Hello, I have some common libraries (including pys...
# ask-the-community
Hello, I have some common libraries (including pyspark) from both public and private repos that I would like all my flyte workflows to share. To do that, I would like to build a custom flyte docker image. However, I am not able to find a clear documentation on how to do it and how to refer to the custom image when running or registering my flows. Could you please help? Thanks a lot.
@Frank Shen, first of all, sorry for the confusion in the docs. You have a few options to specify the image during registration, if you're using any of our CLIs you can follow https://docs.flyte.org/projects/cookbook/en/latest/auto/deployment/deploying_workflows.html#register-your-workflows-and-tasks
but if you're following a more programmatic approach (in python), you can use flyteremote to register your workflows/tasks: https://docs.flyte.org/projects/flytekit/en/latest/design/control_plane.html#registering-entities
@Eduardo Apolinario (eapolinario), thank you. I need to figure out how to build a custom flyte docker image. Are you aware of any git repo to start the process?
if you follow https://docs.flyte.org/projects/cookbook/en/latest/auto/larger_apps/index.html you'll notice that you can use
pyflyte init
to get scaffolding for a flyte project, including a dockerfile
then it's a matter of using building an image and pushing it to a docker registry accessible to your flyte deployment.
Thanks @Eduardo Apolinario (eapolinario). I noticed that in the standard flyte image, spark jobs cannot be run due to missing flyte spark modules, is that correct?
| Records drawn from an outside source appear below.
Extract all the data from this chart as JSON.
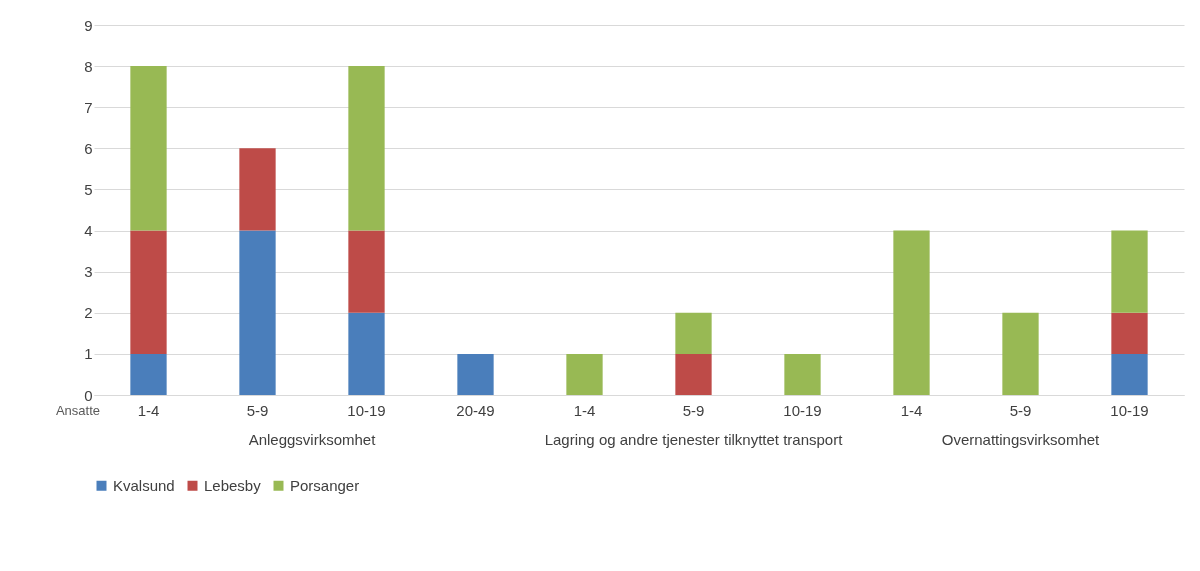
{
  "chart_data": {
    "type": "bar",
    "stacked": true,
    "categories": [
      "1-4",
      "5-9",
      "10-19",
      "20-49",
      "1-4",
      "5-9",
      "10-19",
      "1-4",
      "5-9",
      "10-19"
    ],
    "xlabel": "Ansatte",
    "annotations": [
      "Anleggsvirksomhet",
      "Lagring og andre tjenester tilknyttet transport",
      "Overnattingsvirksomhet"
    ],
    "series": [
      {
        "name": "Kvalsund",
        "color": "#4a7ebb",
        "values": [
          1,
          4,
          2,
          1,
          null,
          null,
          null,
          null,
          null,
          1
        ]
      },
      {
        "name": "Lebesby",
        "color": "#be4b48",
        "values": [
          3,
          2,
          2,
          null,
          null,
          1,
          null,
          null,
          null,
          1
        ]
      },
      {
        "name": "Porsanger",
        "color": "#98b954",
        "values": [
          4,
          null,
          4,
          null,
          1,
          1,
          1,
          4,
          2,
          2
        ]
      }
    ],
    "ylim": [
      0,
      9
    ],
    "yticks": [
      0,
      1,
      2,
      3,
      4,
      5,
      6,
      7,
      8,
      9
    ],
    "grid": "y",
    "legend": "bottom"
  }
}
If so, what spark dependencies do I need to specify in the requirements.txt? e.g. flytekitplugins-spark==1.2.1
yes, the flytekit plugin packages don’t exist in the default image.
@Eduardo Apolinario (eapolinario), Do I need flytekit==1.1.3 in the requirements.txt?
flytekit 1.2.1 is the latest, @Frank Shen. And yes, flytekitplugins-spark==1.2.1 should suffice.